Keywords: Afro-inspired religions, Cuban Santeria, diasporic religions, environment, nature, ontological openings, ontology, personhood, socio-environmental conflicts.
Gerador da vida, “somos filhos do mato porque a vida começou nele; os santos nascem do mato e a nossa religião nasce também do mato [...]”. Ali, existem os orichas Elegguá, Oggún, Ochosi, Oko, Ayé, Changó, Allágguna, e os eggun Eléko, Ikús, Ibbayés... Está cheio de defuntos! Os mortos vão para o mato […] “Não há santo — oricha — sem Ewe” nem Nganga, Nkiso e feitiço sem Vititi Nfinda. Árvores e plantas são seres dotados de alma, inteligência e vontade, como tudo o que nasce, cresce e vive sob o sol — como toda manifestação da natureza, como tudo o que existe.
Cabrera (1954/2006, pp. 19-22; tradução livre)
Um exórdio necessário: orichas, mpungos e outras espiritualidades diaspóricas
As religiões de inspiração afro (ver Castro Ramírez, 2022; Ochoa, 2004) de Cuba, como a santería-ifá (ocha-ifá)1, o palo monte — em suas variantes mayombe e vriyumba—, o espiritismo “cruzao” e o vodu cubano, começaram a surgir na Colômbia há aproximadamente quatro décadas como resultado de dinâmicas diaspóricas e da transnacionalização, embora sua consolidação como sistemas religiosos autossustentáveis e autorregulados só tenha sido possível a partir de meados dos anos 2000 (Castro Ramírez, 2010, 2015, 2016a, 2016b e 2022; Castro Ramírez e Kerestetzi, 2021; Meza Álvarez, 2019; Ortiz Martínez e Castro Ramírez, 2014). Ou seja, a consolidação dessas práticas em suas segundas diásporas (Frigerio, 2004)2, com todo o seu aparato ritual, com um corpus completo de especialistas religiosos, a consolidação das famílias-casas religiosas e seu rearranjo no país que possibilitem a reprodução social e iniciática dessa tradição cubana, começou há pouco mais de 20 anos.
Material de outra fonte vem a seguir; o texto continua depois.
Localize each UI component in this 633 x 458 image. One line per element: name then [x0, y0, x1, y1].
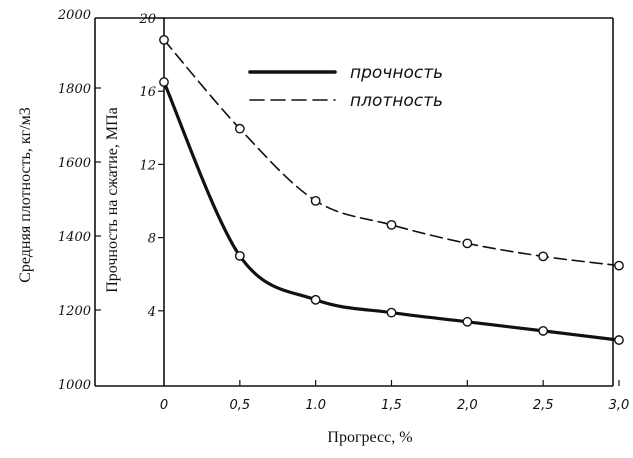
- left-axis-title-text: Средняя плотность, кг/м3: [17, 107, 34, 283]
- left-tick-label: 1800: [58, 82, 91, 97]
- right-tick-label: 20: [138, 12, 156, 27]
- data-point: [310, 294, 321, 305]
- left-tick-label: 1200: [58, 304, 91, 319]
- legend: прочность плотность: [248, 63, 443, 111]
- right-axis-title: Прочность на сжатие, МПа: [104, 107, 121, 293]
- data-point: [538, 251, 549, 262]
- data-point: [234, 123, 245, 134]
- left-axis-title: Средняя плотность, кг/м3: [17, 107, 34, 283]
- data-point: [234, 250, 245, 261]
- x-tick-label: 2,0: [457, 398, 478, 413]
- series-line-strength: [162, 80, 621, 342]
- data-point: [159, 77, 169, 87]
- right-tick-label: 8: [148, 232, 156, 247]
- left-tick-label: 1400: [58, 230, 91, 245]
- data-point: [159, 35, 169, 45]
- left-tick-label: 2000: [57, 8, 91, 23]
- series-layer: [159, 35, 624, 345]
- x-tick-label: 0,5: [229, 398, 250, 413]
- data-point: [462, 238, 473, 249]
- legend-label: плотность: [350, 91, 443, 111]
- right-tick-label: 4: [147, 305, 156, 320]
- tick-layer: 1000 1200 1400 1600 1800 2000 4 8 12 16 20 0 0,5 1.0 1…: [57, 8, 629, 413]
- x-tick-label: 0: [160, 398, 168, 413]
- data-point: [386, 307, 397, 318]
- x-tick-label: 3,0: [609, 398, 630, 413]
- data-point: [538, 326, 549, 336]
- x-axis-title: Прогресс, %: [327, 429, 412, 446]
- x-tick-label: 2,5: [533, 398, 554, 413]
- x-tick-label: 1,5: [381, 398, 402, 413]
- left-tick-label: 1600: [58, 156, 91, 171]
- data-point: [614, 335, 624, 345]
- x-tick-label: 1.0: [305, 398, 326, 413]
- data-point: [310, 195, 321, 206]
- left-tick-label: 1000: [58, 378, 91, 393]
- data-point: [614, 260, 624, 271]
- data-point: [462, 316, 473, 327]
- right-tick-label: 12: [139, 158, 156, 173]
- legend-label: прочность: [350, 63, 443, 83]
- data-point: [386, 219, 397, 230]
- right-tick-label: 16: [139, 85, 156, 100]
Neste artigo, vou me concentrar principalmente no complexo santería-ifá3. Para avançar no objetivo de compreender a forma como os/as praticantes4 das religiões afro-cubanas na diáspora se relacionam com o meio ambiente como área sagrada da vida cotidiana, explicarei brevemente a origem dessa prática e os fundamentos de sua práxis religiosa. A regla santería-ifá é um sistema religioso que se originou em Cuba no século 16, a partir do encontro colonial dos sistemas de referência africano, espanhol, indígena e francês; no entanto, esse complexo religioso como o conhecemos hoje terminaria sua consolidação no final do século 19 e início do século 20 (ver Barnet, 1995; Cabrera, 1954/2006; Castro Ramírez, 2010; Fernández Olmos e Paravisini-Gebert, 2003; Matibag, 1996).
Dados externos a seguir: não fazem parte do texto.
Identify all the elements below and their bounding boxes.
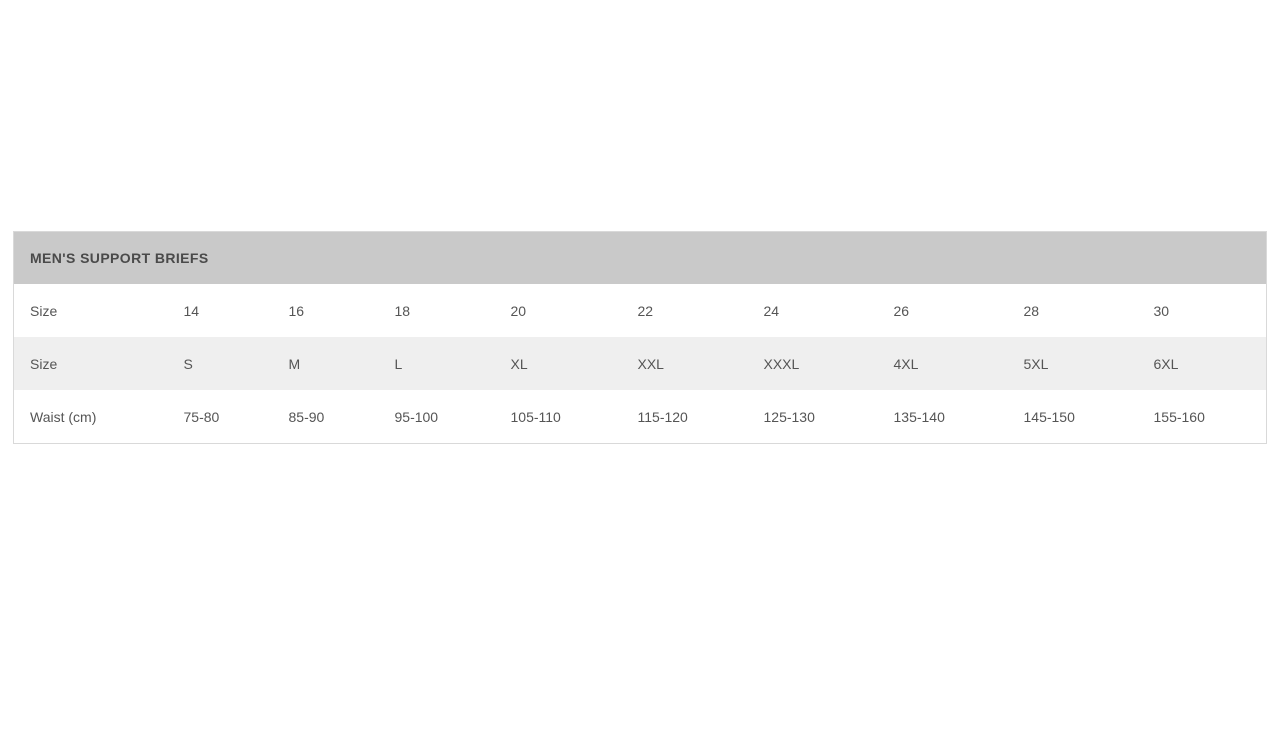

A santería é um sistema religioso produto de uma dinâmica sincrética (ver Bastide, 1969), cujo principal substrato cultural africano é o iorubá articulado com o catolicismo popular, com as crenças indígenas cubanas e com o espiritismo kardecista (Barnet, 1995; Cabrera, 1954/2006; Castro Ramírez, 2008 e 2010; Fernández Olmos e Paravisini-Gebert, 2003; James Figarola, 2001; Matibag, 1996; Menéndez, 2002). Contudo, é importante ressaltar que, embora eu aponte que a santería tenha se consolidado no início do século 20, isso não significa uma espécie de cristalização. Esses sistemas religiosos de inspiração afro são caracterizados por seu enorme grau de plasticidade, ou seja, de se reinventar, como consequência de sua dinâmica diaspórica e transnacional. A saída de seu lugar de origem e seu reassentamento nos novos locais de origem — a que me refiro como suas segundas diásporas, seguindo o argumento de Frigerio (2004) — necessariamente produzem tensões com outros sistemas de referência e com as sociedades receptoras, e isso implica renegociações permanentes, da mesma forma que lhes permite absorver elementos de outras práticas, desde que isso contribua para o aumento do poder em sua práxis.
Dos sistemas religiosos de inspiração afro provenientes de Cuba, a santería-ifá é o que possui maior prestígio e visibilidade. Sua prática religiosa fundamenta-se no culto aos orichas, entidades divinizadas associadas às forças da natureza, que atuam como ponte de comunicação entre os seres humanos e a deidade suprema (Olofi, Olodumare, Olorún [Figura 1]). O culto aos eggun (espíritos dos mortos, ancestrais) constitui uma dimensão central do sistema (Figura 2). A expressão dos praticantes “Iku lobi ocha” — “o morto deu à luz o santo” ou talvez mais precisamente “a morte deu à luz o santo” — evidencia o lugar fundamental que os eggun ocupam nesse contexto: nada deve ser realizado sem que a eles seja oferecido o conhecimento apropriado (Barnet, 1995; Cabrera, 1954/2006; Castro Ramírez, 2008 e 2010; Fernández Olmos e Paravisini-Gebert, 2003).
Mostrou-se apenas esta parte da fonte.